La décision d’Emmanuel Macron de convoquer des élections qu’il est presque certain de perdre a fait voler en éclats son propre parti, sa présidence et peut-être le système politique de son pays.
– Daniel Johnson, The Telegraph
Mais les récentes turbulences ont mis à mal cette image. La dissolution surprise de l’Assemblée nationale, décidée par le président suite à l’utilisation du 49.3 pour faire passer sa réforme des retraites, a débouché sur un résultat inattendu : la perte de la majorité absolue pour le parti présidentiel et une poussée des extrêmes.
Un pari risqué
En déclenchant ce scrutin anticipé, Emmanuel Macron a pris un pari hautement risqué. Alors que rien ne l’y obligeait, il a choisi de jouer son va-tout politique, espérant sans doute retrouver une majorité stable lui permettant de gouverner sereinement.
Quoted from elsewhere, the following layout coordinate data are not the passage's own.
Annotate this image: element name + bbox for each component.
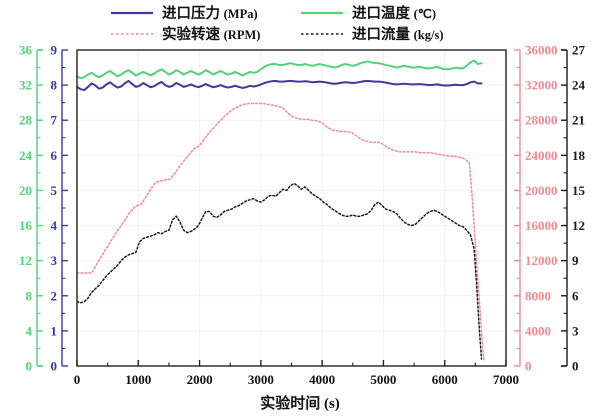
axis-speed-tick-label: 8000 [525, 288, 551, 303]
chart-legend: 进口压力 (MPa) 进口温度 (℃) 实验转速 (RPM) 进口流量 ( [0, 2, 600, 46]
legend-unit-temperature: (℃) [413, 7, 436, 21]
axis-speed-tick-label: 24000 [525, 148, 558, 163]
series-line-flow [76, 182, 483, 360]
x-tick-label: 5000 [370, 372, 396, 387]
axis-speed-tick-label: 20000 [525, 183, 558, 198]
axis-flow-tick-label: 27 [572, 43, 586, 58]
series-line-speed [76, 102, 485, 363]
axis-temperature-tick-label: 12 [19, 253, 32, 268]
axis-temperature-tick-label: 20 [19, 183, 32, 198]
axis-speed-tick-label: 4000 [525, 323, 551, 338]
axis-flow-tick-label: 9 [572, 253, 579, 268]
series-line-temperature [76, 59, 483, 80]
axis-temperature-tick-label: 16 [19, 218, 33, 233]
legend-item-flow: 进口流量 (kg/s) [300, 23, 490, 44]
x-tick-label: 4000 [309, 372, 335, 387]
axis-speed-tick-label: 16000 [525, 218, 558, 233]
axis-speed: 0 4000 8000 12000 16000 20000 24000 28000 32000 3… [514, 43, 558, 374]
axis-flow-tick-label: 21 [572, 113, 585, 128]
axis-speed-tick-label: 36000 [525, 43, 558, 58]
x-tick-label: 1000 [125, 372, 151, 387]
axis-flow: 0 3 6 9 12 15 18 21 24 27 [561, 43, 586, 374]
axis-flow-tick-label: 3 [572, 323, 579, 338]
axis-flow-tick-label: 0 [572, 359, 579, 374]
legend-label-temperature: 进口温度 [352, 6, 410, 22]
legend-item-pressure: 进口压力 (MPa) [110, 2, 300, 23]
axis-pressure-tick-label: 7 [51, 113, 58, 128]
legend-row-2: 实验转速 (RPM) 进口流量 (kg/s) [0, 23, 600, 44]
axis-flow-tick-label: 24 [572, 78, 586, 93]
x-axis-ticks: 0 1000 2000 3000 4000 5000 6000 7000 [74, 360, 519, 387]
legend-unit-flow: (kg/s) [413, 28, 444, 42]
axis-temperature-tick-label: 36 [19, 43, 33, 58]
axis-temperature-tick-label: 28 [19, 113, 33, 128]
legend-unit-pressure: (MPa) [223, 7, 258, 21]
legend-label-pressure: 进口压力 [162, 6, 220, 22]
axis-speed-tick-label: 28000 [525, 113, 558, 128]
axis-pressure-tick-label: 0 [51, 359, 58, 374]
axis-temperature-tick-label: 8 [26, 288, 33, 303]
axis-temperature: 0 4 8 12 16 20 24 28 32 36 [19, 43, 43, 374]
axis-speed-tick-label: 0 [525, 359, 532, 374]
series-line-pressure [76, 79, 483, 92]
axis-flow-tick-label: 6 [572, 288, 579, 303]
axis-pressure: 0 1 2 3 4 5 6 7 8 9 [51, 43, 68, 374]
legend-row-1: 进口压力 (MPa) 进口温度 (℃) [0, 2, 600, 23]
x-tick-label: 2000 [187, 372, 213, 387]
axis-speed-tick-label: 12000 [525, 253, 558, 268]
x-tick-label: 3000 [248, 372, 274, 387]
plot-frame [76, 49, 507, 367]
axis-flow-tick-label: 18 [572, 148, 586, 163]
axis-pressure-tick-label: 3 [51, 253, 58, 268]
x-tick-label: 7000 [493, 372, 519, 387]
axis-flow-tick-label: 15 [572, 183, 586, 198]
legend-unit-speed: (RPM) [223, 28, 261, 42]
axis-pressure-tick-label: 2 [51, 288, 58, 303]
axis-temperature-tick-label: 24 [19, 148, 33, 163]
legend-item-temperature: 进口温度 (℃) [300, 2, 490, 23]
legend-label-speed: 实验转速 [162, 27, 220, 43]
x-axis-title: 实验时间 (s) [260, 396, 340, 412]
plot-gridlines [77, 50, 506, 366]
axis-temperature-tick-label: 0 [26, 359, 33, 374]
axis-pressure-tick-label: 5 [51, 183, 58, 198]
axis-temperature-tick-label: 32 [19, 78, 32, 93]
axis-pressure-tick-label: 1 [51, 323, 58, 338]
axis-pressure-tick-label: 6 [51, 148, 58, 163]
legend-item-speed: 实验转速 (RPM) [110, 23, 300, 44]
x-tick-label: 6000 [432, 372, 458, 387]
axis-speed-tick-label: 32000 [525, 78, 558, 93]
axis-pressure-tick-label: 4 [51, 218, 58, 233]
axis-pressure-tick-label: 8 [51, 78, 58, 93]
axis-temperature-tick-label: 4 [26, 323, 33, 338]
x-tick-label: 0 [74, 372, 81, 387]
axis-pressure-tick-label: 9 [51, 43, 58, 58]
axis-flow-tick-label: 12 [572, 218, 585, 233]
legend-label-flow: 进口流量 [352, 27, 410, 43]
Mais cette stratégie s’est retournée contre lui, le privant au contraire de marge de manœuvre.
- Le parti présidentiel privé de majorité absolue
- Poussée des extrêmes, RN et NUPES en force
- Paysage politique morcelé et instable
Cette décision hasardeuse n’est pas sans rappeler le précédent de David Cameron au Royaume-Uni. En 2016, le Premier ministre conservateur avait organisé un référendum sur le Brexit, certain de l’emporter. Mais le peuple britannique en a décidé autrement, précipitant le pays dans une crise politique durable dont il peine encore à se relever.
De Jupiter à Saturne
Pour Emmanuel Macron, cette séquence électorale ratée marque un tournant dans sa présidence. Le dirigeant jupitérien, maître des horloges et du calendrier politique, a perdu de sa superbe. Contraint de composer avec des oppositions renforcées, il va devoir changer de logiciel et apprendre le compromis.
La France sombre dans le chaos et Macron n’est plus maître de son destin. Tel un Saturne impuissant, il voit son pouvoir s’effriter.
– The Telegraph
Cette métamorphose forcée, d’un Jupiter flamboyant à un Saturne vacillant, est suivie avec attention par les observateurs étrangers. Outre-Manche, les commentateurs britanniques ne cachent pas une certaine schadenfreude face aux déboires de celui qui se posait en héraut de l’Europe post-Brexit. Eux qui ont connu les affres d’une vie politique tumultueuse depuis le référendum de 2016 observent, non sans ironie, le grand plongeon du président français.
L’épreuve du feu
Pour Emmanuel Macron, l’heure est venue de relever un défi inédit. Lui qui avait théorisé la “présidence jupitérienne” va devoir réinventer sa pratique du pouvoir, en trouvant un subtil équilibre entre fermeté et négociation. Une gageure dans un contexte explosif, où les oppositions n’entendent pas lui faciliter la tâche.
- Apprendre à composer avec les oppositions
- Trouver des compromis sur les réformes clés
- Recréer du lien avec une opinion dubitative
Tel un Saturne déchu mais combatif, le président va devoir puiser dans ses ressources pour éviter l’enlisement et la paralysie. Il en va de la réussite de son second mandat, mais aussi de la stabilité politique du pays. Un crash-test grandeur nature pour celui qui rêvait de régner sans partage sur l’Olympe.
Car au-delà de son cas personnel, c’est bien la solidité du système politique français qui est en jeu. Fragilisé par la crise des Gilets jaunes, ébranlé par la contestation de la réforme des retraites, il affronte désormais une nouvelle secousse avec un Parlement polarisé et sans majorité claire. De quoi s’interroger sur sa capacité à absorber les chocs et à produire de la gouvernabilité.
Alors, Emmanuel Macron parviendra-t-il à se réinventer en Saturne, après avoir tutoyé les étoiles en Jupiter ? C’est tout l’enjeu de cette nouvelle phase qui s’ouvre, dans un contexte politique incertain où tous les repères ont volé en éclats. Une métamorphose aussi improbable que nécessaire, pour un président confronté à l’épreuve du feu.